Application of fluorometric and numerical analysis for assessing the algal resistance of external thermal insulation composite systems

Abstract

As a consequence of the reduced transmission heat loss, algal growth on external thermal insulation composite systems has given rise to a serious aesthetical problem over the last decade. Manufacturers of paints and rendering systems are competing to increase the algal resistance of their products. The high time investment of free-weathering tests and the lack of objective measures to quantify the growth, however, prevent a systematic and efficient product advancement. Within a multiannual study, the application of fluorometric and numerical analysis was evaluated for assessing the algal resistance of external thermal insulation composite systems. The efficiency of pulse-amplitude modulation fluorometry for directly quantifying the algal biomass on the facade surface was analysed within three weathering tests which comprised 33 different external thermal insulation composite system specimens.
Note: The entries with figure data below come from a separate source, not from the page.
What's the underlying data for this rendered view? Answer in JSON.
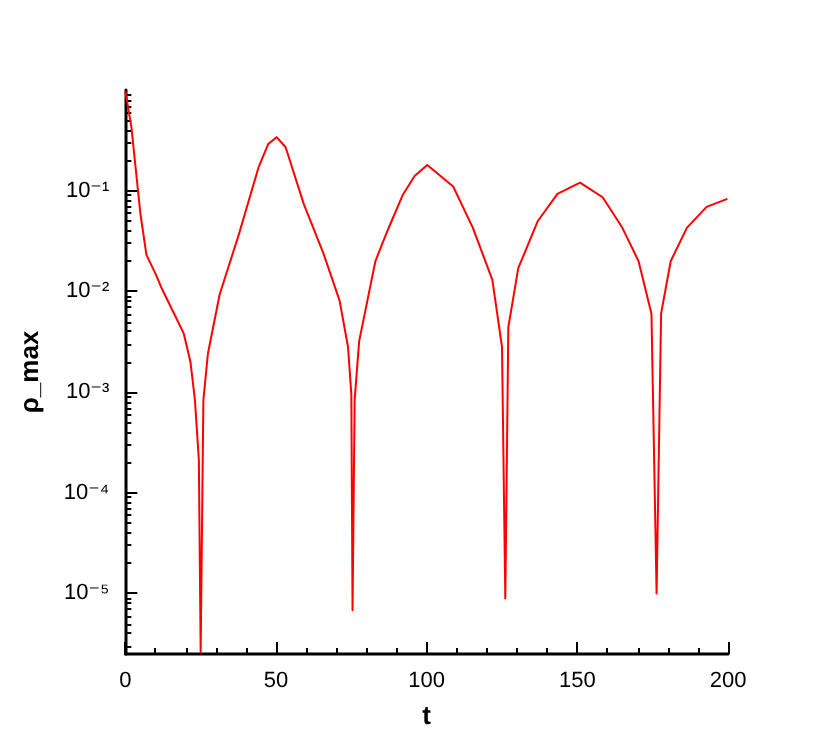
{
  "chart_data": {
    "type": "line",
    "xlabel": "t",
    "ylabel": "ρ_max",
    "log": "y",
    "grid": false,
    "marker": "none",
    "line_style": "solid",
    "xlim": [
      0,
      200
    ],
    "xticks": [
      0,
      50,
      100,
      150,
      200
    ],
    "ylim": [
      2.5e-06,
      1
    ],
    "yticks": [
      {
        "value": 1e-05,
        "label": "10⁻⁵"
      },
      {
        "value": 0.0001,
        "label": "10⁻⁴"
      },
      {
        "value": 0.001,
        "label": "10⁻³"
      },
      {
        "value": 0.01,
        "label": "10⁻²"
      },
      {
        "value": 0.1,
        "label": "10⁻¹"
      }
    ],
    "series": [
      {
        "color": "#ff0000",
        "x": [
          0,
          2,
          5,
          7,
          10,
          11.9,
          16.2,
          19.4,
          21.6,
          23.1,
          24.4,
          25,
          25.9,
          27.4,
          31.3,
          37.7,
          44.2,
          47.4,
          50.2,
          53.2,
          59.2,
          65.7,
          71.1,
          73.9,
          75,
          75.4,
          76.1,
          77.6,
          83,
          87,
          92,
          96,
          100.2,
          108.8,
          115.3,
          121.8,
          125,
          126.1,
          127.1,
          130.4,
          136.9,
          143.4,
          150.9,
          158.4,
          164.9,
          170.3,
          174.6,
          176.3,
          177.8,
          181,
          186.4,
          192.9,
          199.8
        ],
        "values": [
          0.97,
          0.43,
          0.059,
          0.023,
          0.015,
          0.011,
          0.006,
          0.0038,
          0.002,
          0.00083,
          0.00021,
          2.6e-06,
          0.00083,
          0.0024,
          0.0093,
          0.037,
          0.17,
          0.29,
          0.34,
          0.27,
          0.074,
          0.024,
          0.0081,
          0.0028,
          0.00095,
          6.8e-06,
          0.00083,
          0.0032,
          0.02,
          0.04,
          0.09,
          0.14,
          0.18,
          0.11,
          0.043,
          0.013,
          0.0028,
          8.9e-06,
          0.0044,
          0.017,
          0.05,
          0.093,
          0.12,
          0.086,
          0.043,
          0.02,
          0.006,
          1e-05,
          0.006,
          0.02,
          0.043,
          0.069,
          0.083
        ]
      }
    ]
  }
}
The results show that the IMAGING-PAM (imaging pulse-amplitude modulation) fluorometer of the company Walz allows to measure the algal resistance in the course of the weathering process objectively and efficiently. The measurements confirm the effectiveness of biocides and indicate a higher algal resistance of the mineral rendering systems compared to the organic systems. The options and limitations of using numerical simulation for the assessment of the algal resistance of external thermal insulation composite systems were evaluated using the software WUFI® Pro 5.0 developed by the Fraunhofer Institute of Building Physics. Within selected parameter studies, an appropriate evaluation criterion was identified and the impact of varying material data and exterior boundary conditions was assessed. The integrated results emphasize the need to combine experimental and numerical analysis. The missing correspondence between the calculated and measured algal resistance for selected specimens of the weathering test is attributed to the simplifications inherent to the approximation of the hygric material functions and therefore emphasizes the need for further research.